Ik heb genoten van het begin tot aan het einde. Bovenstaande recensies zeggen mij niets.Het was een combinatie van factoren. Invalide mensen mochten eerder naar binnen. Tijdens het wachten stonden er stoelen klaar waarop wij konden zitten. Enthousiaste vrijwilligers deden er alles aan om ons goed te begeleiden. Toen het eindaplaus klonk, had een vrijwilliger geregeld dat wij via het looppad van de artiesten als eersten weg konden. Moest in Groningen worden afgezet om de trein te kunnen halen. Als Noordeling, vele jaren woonachtig in o.a. Groningen en nu in Fryslân, genoot ik intens van die wijdsheid van dat mooie platteland en van de wijze waarop dat mooie oude kerkje werd betrokken bij de voorstelling. Ik stelde mij open voor alles wat er gebeurde en genoot van hetgeen er op mij afkwam. Ik beleefde het geheel met mijn gevoel en niet met mijn verstand. De prachtige lichteffecten die op het kerkje werden geprojecteerd met als slot de wijze waarop het licht van achter de kerk werd geprojecteerd. Deze avond werd hierdoor voor mij niet alleen een culturele maar tevens een spirituele belevenis…
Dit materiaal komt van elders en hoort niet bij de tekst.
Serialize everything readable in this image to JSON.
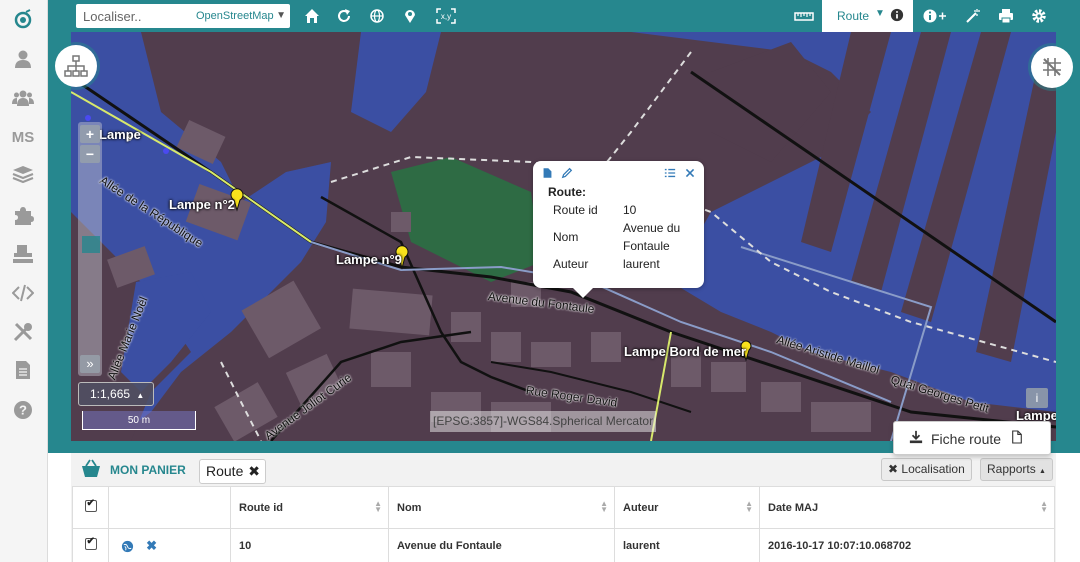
{
  "search": {
    "placeholder": "Localiser..",
    "layer": "OpenStreetMap"
  },
  "toolbar": {
    "route_tab_label": "Route"
  },
  "map": {
    "labels": [
      "Lampe",
      "Lampe n°2",
      "Lampe n°9",
      "Lampe Bord de mer",
      "Lampe"
    ],
    "streets": [
      "Allée de la République",
      "Avenue du Fontaule",
      "Allée Marie Noël",
      "Avenue Joliot Curie",
      "Rue Roger David",
      "Allée Aristide Maillol",
      "Quai Georges Petit"
    ],
    "zoom_in": "+",
    "zoom_out": "−",
    "expand": "»",
    "scale_ratio": "1:1,665",
    "scale_bar": "50 m",
    "projection": "[EPSG:3857]-WGS84.Spherical Mercator",
    "info_btn": "i"
  },
  "popup": {
    "title": "Route:",
    "fields": [
      {
        "key": "Route id",
        "value": "10"
      },
      {
        "key": "Nom",
        "value": "Avenue du Fontaule"
      },
      {
        "key": "Auteur",
        "value": "laurent"
      }
    ]
  },
  "fiche_menu": {
    "label": "Fiche route"
  },
  "panier": {
    "title": "MON PANIER",
    "chip": "Route",
    "localisation_btn": "Localisation",
    "rapports_btn": "Rapports"
  },
  "table": {
    "headers": [
      "Route id",
      "Nom",
      "Auteur",
      "Date MAJ"
    ],
    "rows": [
      {
        "route_id": "10",
        "nom": "Avenue du Fontaule",
        "auteur": "laurent",
        "date": "2016-10-17 10:07:10.068702"
      }
    ]
  },
  "colors": {
    "accent": "#26878e",
    "map_bg": "#513d4d",
    "water": "#3b4fa3"
  }
}
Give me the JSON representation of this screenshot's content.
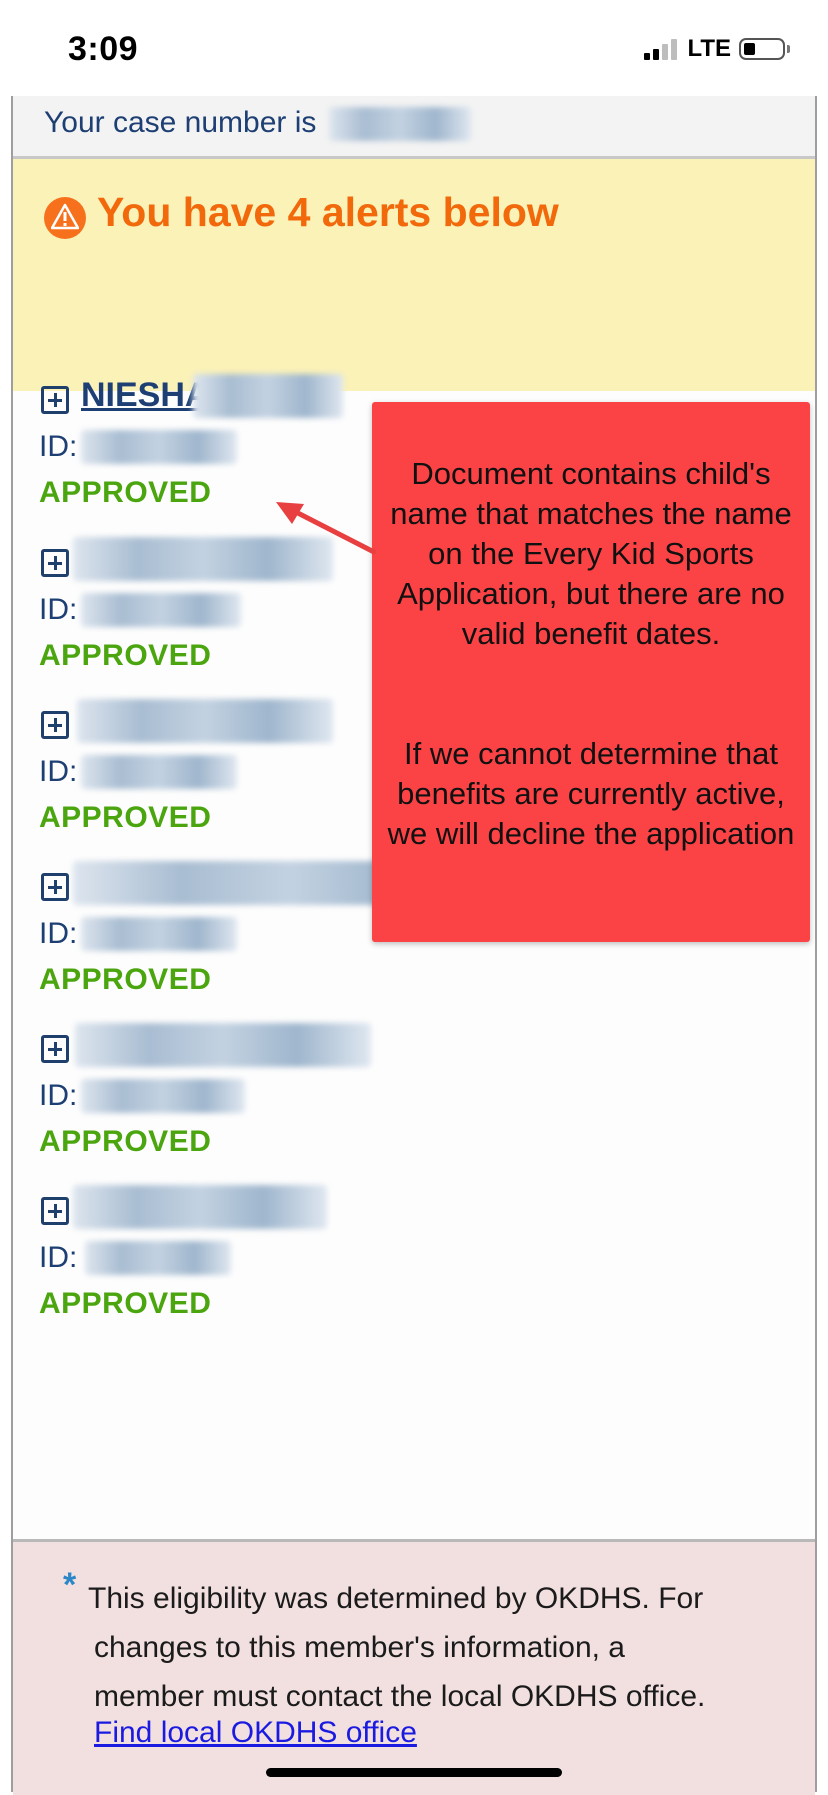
{
  "status_bar": {
    "time": "3:09",
    "network": "LTE"
  },
  "case": {
    "label": "Your case number is"
  },
  "alerts": {
    "text": "You have 4 alerts below",
    "color": "#f2690c"
  },
  "members": [
    {
      "name": "NIESHA",
      "id_label": "ID:",
      "status": "APPROVED"
    },
    {
      "name": "",
      "id_label": "ID:",
      "status": "APPROVED"
    },
    {
      "name": "",
      "id_label": "ID:",
      "status": "APPROVED"
    },
    {
      "name": "",
      "id_label": "ID:",
      "status": "APPROVED"
    },
    {
      "name": "",
      "id_label": "ID:",
      "status": "APPROVED"
    },
    {
      "name": "",
      "id_label": "ID:",
      "status": "APPROVED"
    }
  ],
  "callout": {
    "paragraph1": "Document contains child's name that matches the name on the Every Kid Sports Application, but there are no valid benefit dates.",
    "paragraph2": "If we cannot determine that benefits are currently active, we will decline the application",
    "color": "#fb4346"
  },
  "footer": {
    "asterisk": "*",
    "note_line1": "This eligibility was determined by OKDHS. For",
    "note_line2": "changes to this member's information, a",
    "note_line3": "member must contact the local OKDHS office.",
    "link": "Find local OKDHS office"
  },
  "colors": {
    "approved": "#4aa50f",
    "navy": "#1d3f73"
  }
}
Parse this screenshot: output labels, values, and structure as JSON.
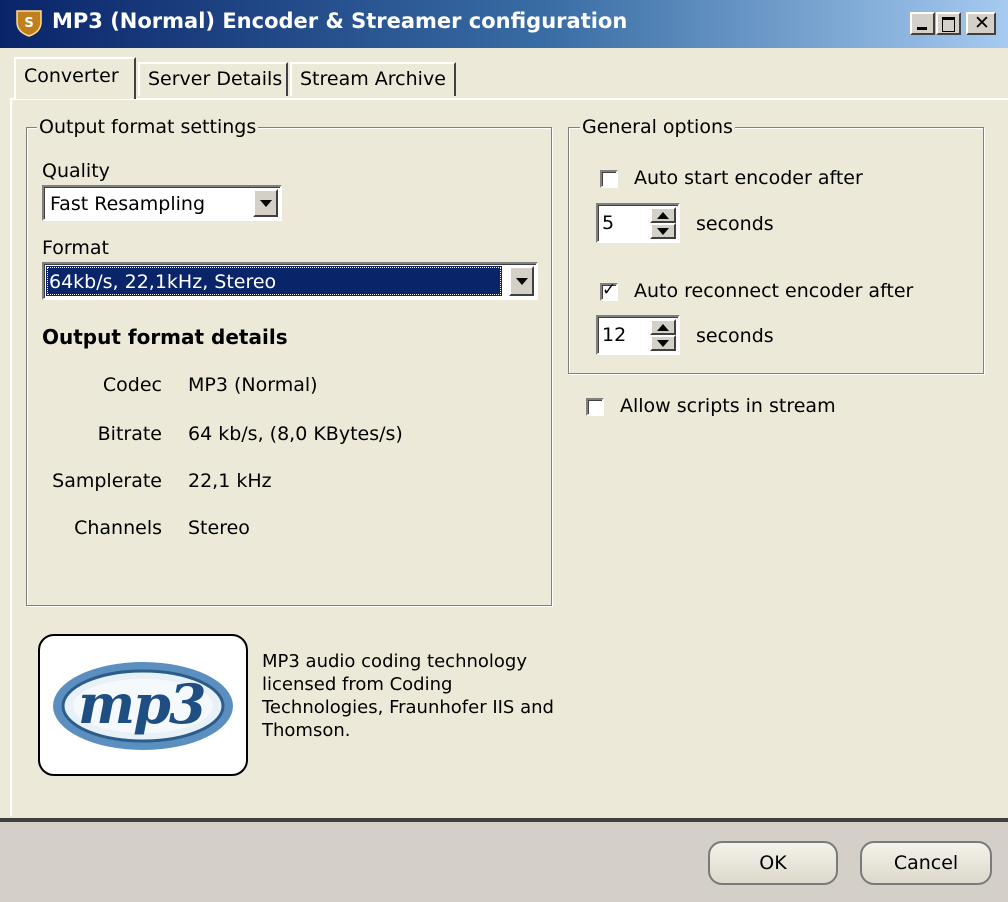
{
  "window": {
    "title": "MP3 (Normal) Encoder & Streamer configuration"
  },
  "tabs": [
    {
      "label": "Converter",
      "selected": true
    },
    {
      "label": "Server Details",
      "selected": false
    },
    {
      "label": "Stream Archive",
      "selected": false
    }
  ],
  "output_format": {
    "group_label": "Output format settings",
    "quality_label": "Quality",
    "quality_value": "Fast Resampling",
    "format_label": "Format",
    "format_value": "64kb/s, 22,1kHz, Stereo",
    "details_heading": "Output format details",
    "details": [
      {
        "label": "Codec",
        "value": "MP3 (Normal)"
      },
      {
        "label": "Bitrate",
        "value": "64 kb/s, (8,0 KBytes/s)"
      },
      {
        "label": "Samplerate",
        "value": "22,1 kHz"
      },
      {
        "label": "Channels",
        "value": "Stereo"
      }
    ]
  },
  "general_options": {
    "group_label": "General options",
    "auto_start": {
      "label": "Auto start encoder after",
      "checked": false,
      "value": "5",
      "unit": "seconds"
    },
    "auto_reconnect": {
      "label": "Auto reconnect encoder after",
      "checked": true,
      "value": "12",
      "unit": "seconds"
    }
  },
  "allow_scripts": {
    "label": "Allow scripts in stream",
    "checked": false
  },
  "logo": {
    "text": "mp3"
  },
  "license_text": "MP3 audio coding technology licensed from Coding Technologies, Fraunhofer IIS and Thomson.",
  "buttons": {
    "ok": "OK",
    "cancel": "Cancel"
  },
  "colors": {
    "title_bar": "#0a246a",
    "face": "#ece9d8",
    "selection": "#0a246a"
  }
}
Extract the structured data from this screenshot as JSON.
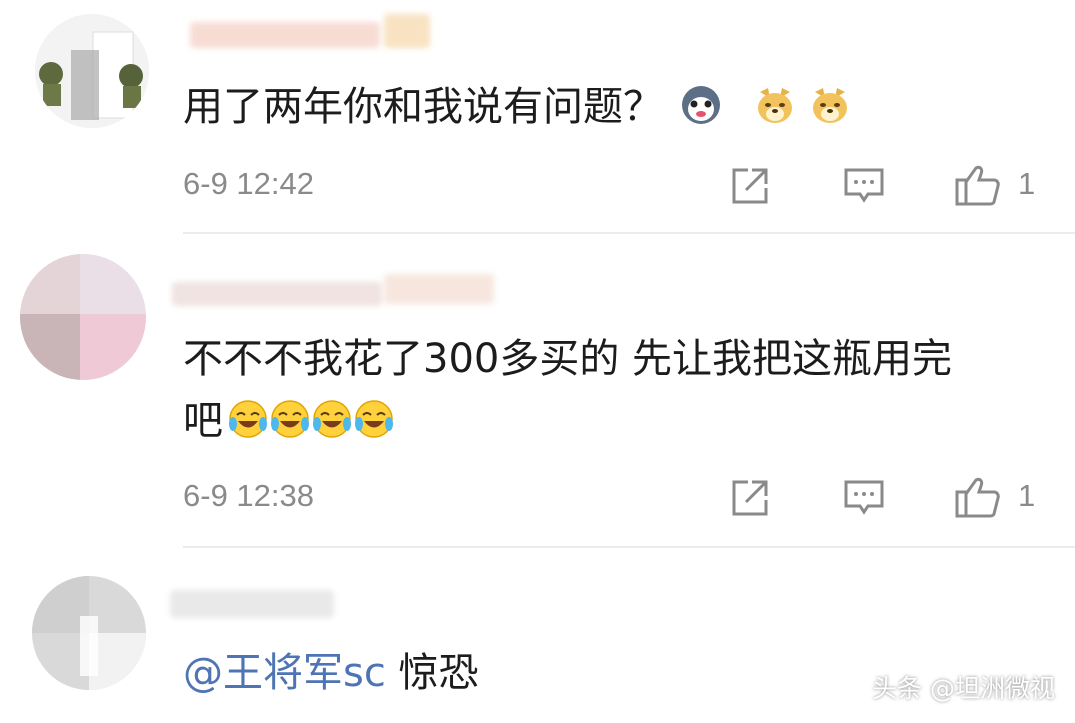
{
  "comments": [
    {
      "text": "用了两年你和我说有问题？",
      "emojis": [
        "husky-emoji",
        "doge-emoji",
        "doge-emoji"
      ],
      "time": "6-9 12:42",
      "likes": "1"
    },
    {
      "text_line1": "不不不我花了300多买的 先让我把这瓶用完",
      "text_line2": "吧",
      "emojis": [
        "laugh-cry-emoji",
        "laugh-cry-emoji",
        "laugh-cry-emoji",
        "laugh-cry-emoji"
      ],
      "time": "6-9 12:38",
      "likes": "1"
    },
    {
      "mention": "@王将军sc",
      "text": " 惊恐"
    }
  ],
  "watermark": "头条 @坦洲微视",
  "colors": {
    "mention": "#4e74b4",
    "meta": "#8a8a8a",
    "text": "#1c1c1c"
  }
}
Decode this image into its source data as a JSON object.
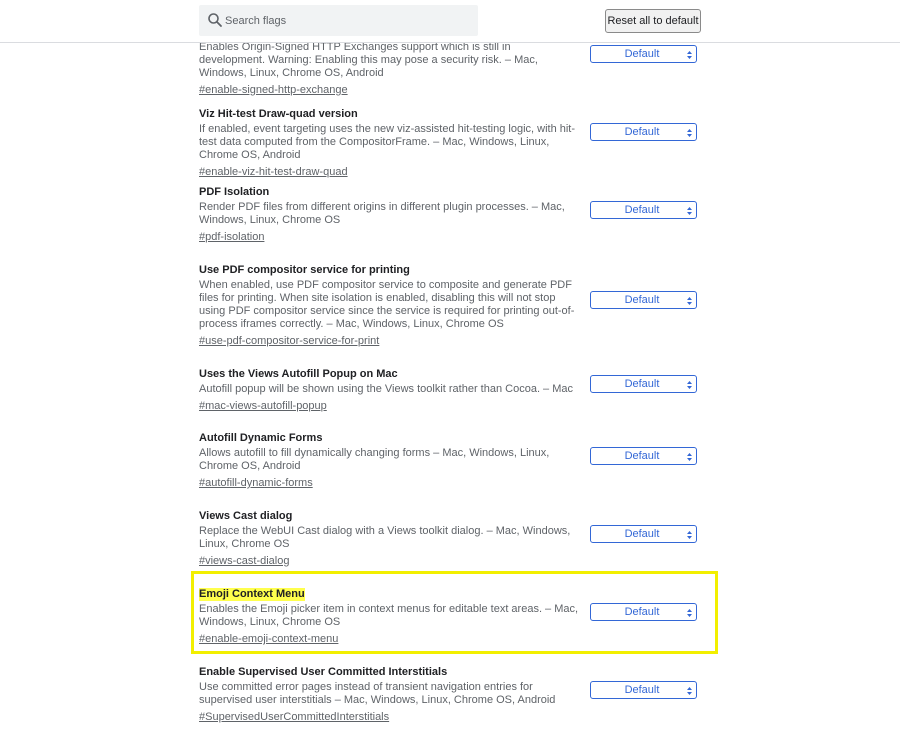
{
  "header": {
    "search_placeholder": "Search flags",
    "reset_label": "Reset all to default"
  },
  "experiments": [
    {
      "title": "",
      "description": "Enables Origin-Signed HTTP Exchanges support which is still in development. Warning: Enabling this may pose a security risk. – Mac, Windows, Linux, Chrome OS, Android",
      "link": "#enable-signed-http-exchange",
      "value": "Default"
    },
    {
      "title": "Viz Hit-test Draw-quad version",
      "description": "If enabled, event targeting uses the new viz-assisted hit-testing logic, with hit-test data computed from the CompositorFrame. – Mac, Windows, Linux, Chrome OS, Android",
      "link": "#enable-viz-hit-test-draw-quad",
      "value": "Default"
    },
    {
      "title": "PDF Isolation",
      "description": "Render PDF files from different origins in different plugin processes. – Mac, Windows, Linux, Chrome OS",
      "link": "#pdf-isolation",
      "value": "Default"
    },
    {
      "title": "Use PDF compositor service for printing",
      "description": "When enabled, use PDF compositor service to composite and generate PDF files for printing. When site isolation is enabled, disabling this will not stop using PDF compositor service since the service is required for printing out-of-process iframes correctly. – Mac, Windows, Linux, Chrome OS",
      "link": "#use-pdf-compositor-service-for-print",
      "value": "Default"
    },
    {
      "title": "Uses the Views Autofill Popup on Mac",
      "description": "Autofill popup will be shown using the Views toolkit rather than Cocoa. – Mac",
      "link": "#mac-views-autofill-popup",
      "value": "Default"
    },
    {
      "title": "Autofill Dynamic Forms",
      "description": "Allows autofill to fill dynamically changing forms – Mac, Windows, Linux, Chrome OS, Android",
      "link": "#autofill-dynamic-forms",
      "value": "Default"
    },
    {
      "title": "Views Cast dialog",
      "description": "Replace the WebUI Cast dialog with a Views toolkit dialog. – Mac, Windows, Linux, Chrome OS",
      "link": "#views-cast-dialog",
      "value": "Default"
    },
    {
      "title": "Emoji Context Menu",
      "description": "Enables the Emoji picker item in context menus for editable text areas. – Mac, Windows, Linux, Chrome OS",
      "link": "#enable-emoji-context-menu",
      "value": "Default"
    },
    {
      "title": "Enable Supervised User Committed Interstitials",
      "description": "Use committed error pages instead of transient navigation entries for supervised user interstitials – Mac, Windows, Linux, Chrome OS, Android",
      "link": "#SupervisedUserCommittedInterstitials",
      "value": "Default"
    }
  ],
  "colors": {
    "accent": "#3367d6",
    "highlight_box": "#f2ef00",
    "title_highlight": "#ffff4d"
  }
}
Ik snap de matige beoordeling van de nrc en de Volkskrant totaal niet. Hebben we wel naar dezelfde voorstelling gekeken?? Van het begin tot het einde was alles top geregeld en hebben we onze ogen uitgekeken en maximaal genoten van zang, dans, spel en spektakel. Ook ode aan het orkest en de techniek. Als je elke avond een verdiende staande ovatie ontvangt, doe toch iets heel erg goed lijkt mij.
Typisch Randstedelijke reacties van de Volkskrant en NRC. In die zin passen ze wel in dit verhaal waar ontkenning en “ver van mijn bed” als een rode lijn doorheen lopen. Het blijkt iedere keer weer moeilijk onder die Randstedelijke steen vandaan te komen.
Ik heb ondanks een buitentemperatuur van 13 graden vanaf de eerste minuut genoten. Schitterende muziek, koor en een verhaal wat mij vanaf de eerste minuut duidelijk was. En dit alles in een niet te overtreffen decor.
Gelukkig zijn het de toeschouwers die bepalen of iets goed of niet goed is. Extra avonden en uitverkochte tribunes zeggen genoeg.
Waarom werd er met onze Lieve Heer zo gespot?
Had totaal geen meerwaarde.
Ben veel eerder naar huis gegaan.
Kon het niet meer aan horen.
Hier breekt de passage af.